Abbotsford taxpayers are effectively shareholders in the golf course, or at the very least creditors and landlords. Taxpayers have bailed out the club, forgiven rent and will be asked for a lease extension from the City.

It stands to reason that City councillors who are entrusted with taxpayers money should look long and hard at the whole idea of continuing to allow/support what is effectively a private golfcourse for the wealthy and the connected.

Some hard questions remain:

Ledgeview Golf Course Photo

Ledgeview Golf Course Photo

1) Were the former directors required or even asked to be jointly and severally responsible for the debts of the Society … or at least the portion owed to their friends and neighbours – the taxpayers of Abbotsford?
2) Will the taxpayers ever get a proper, public accounting of where the money went?
3) What did the former directors spend it on?
4) How did the Society manage to slip into such terrible financial shape in the first place?
5) Will taxpayers ever be paid back the $50,000 grant and $65,000 in forgiven rent?

And, for that matter, who were the directors who allowed things to get so out of hand in the first place.
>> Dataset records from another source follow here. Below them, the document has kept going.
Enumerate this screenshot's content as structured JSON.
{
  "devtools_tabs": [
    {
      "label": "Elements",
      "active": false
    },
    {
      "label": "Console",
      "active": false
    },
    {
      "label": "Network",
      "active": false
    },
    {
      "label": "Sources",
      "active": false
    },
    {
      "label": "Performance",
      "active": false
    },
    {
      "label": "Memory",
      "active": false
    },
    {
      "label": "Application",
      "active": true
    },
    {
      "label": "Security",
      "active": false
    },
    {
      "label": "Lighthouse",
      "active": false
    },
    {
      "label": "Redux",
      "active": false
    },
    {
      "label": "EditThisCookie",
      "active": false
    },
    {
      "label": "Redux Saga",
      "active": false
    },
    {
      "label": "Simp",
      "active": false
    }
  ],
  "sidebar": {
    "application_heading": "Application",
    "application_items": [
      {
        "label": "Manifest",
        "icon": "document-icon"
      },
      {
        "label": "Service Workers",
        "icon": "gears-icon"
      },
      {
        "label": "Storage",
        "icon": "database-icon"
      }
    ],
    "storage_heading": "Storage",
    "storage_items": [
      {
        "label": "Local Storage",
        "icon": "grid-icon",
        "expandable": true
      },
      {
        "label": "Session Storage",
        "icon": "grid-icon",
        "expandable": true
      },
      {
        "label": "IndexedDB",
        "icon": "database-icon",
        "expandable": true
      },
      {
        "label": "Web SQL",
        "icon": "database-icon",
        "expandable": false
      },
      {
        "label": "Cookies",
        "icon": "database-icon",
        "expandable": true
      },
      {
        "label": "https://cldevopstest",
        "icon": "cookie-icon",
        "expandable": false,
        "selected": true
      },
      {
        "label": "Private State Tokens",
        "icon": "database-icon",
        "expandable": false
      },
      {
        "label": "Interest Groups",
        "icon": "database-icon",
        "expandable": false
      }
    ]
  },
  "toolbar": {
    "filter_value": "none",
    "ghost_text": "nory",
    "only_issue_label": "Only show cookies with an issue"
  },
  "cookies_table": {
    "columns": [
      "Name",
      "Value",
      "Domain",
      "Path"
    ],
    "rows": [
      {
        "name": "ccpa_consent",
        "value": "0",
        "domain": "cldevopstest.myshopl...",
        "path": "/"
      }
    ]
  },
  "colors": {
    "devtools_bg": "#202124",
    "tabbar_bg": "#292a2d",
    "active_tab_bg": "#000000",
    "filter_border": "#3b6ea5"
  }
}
We know Dave Holmberg has always been involved with Ledgeview and, other than using his position in Abbotsford’s elite to argue for a taxpayer bailout and state, in no uncertain terms, that Ledgeview could not be allowed to fail, what was his contribution to the failure?

How did Ledgeview lose so much money on the sale of liquor – something that few businesses or individuals in history have ever managed to do?

Dave Holmberg - the man behind the scenes

Dave Holmberg – the man behind the scenes

Though it is certainly true that there are special circumstances and complications surrounding the public/private ownership of the Ledgeview Golf Course, it is nonetheless a perfect example of why taxpayers should not be involved in subsidizing, bailing out, or financially backing private businesses.

The financial arrangements which have left Abbotsford taxpayers on the hook for the bad business decisions of the owners of the Abbotsford Heat are the most blatant example of the reason the BC Community Charter prohibits municipalities from investing in or supporting private business.

The City of Abbotsford’s propensity for finding ways around legislation which prohibits it from doing what it wants aside, Council has a perfect opportunity to make up for its bad judgment in the past and stop funding private businesses which compete with established taxpaying businesses by deciding not to give $17.5 million to the YMCA for a new recreation centre.

The fact that the Parks and Recreation Department under the leadership of Mark Taylor has not been able to do its job over the last decade and a half is not a reason to give $17 million to someone else to do his job. It is a reason to hire a new Parks & Rec Director.

* (The land on which the golf course sits was left to the City of Abbotsford as a legacy with the condition it be kept and run as a golf course. It is managed by the Ledgeview Golf Course Society).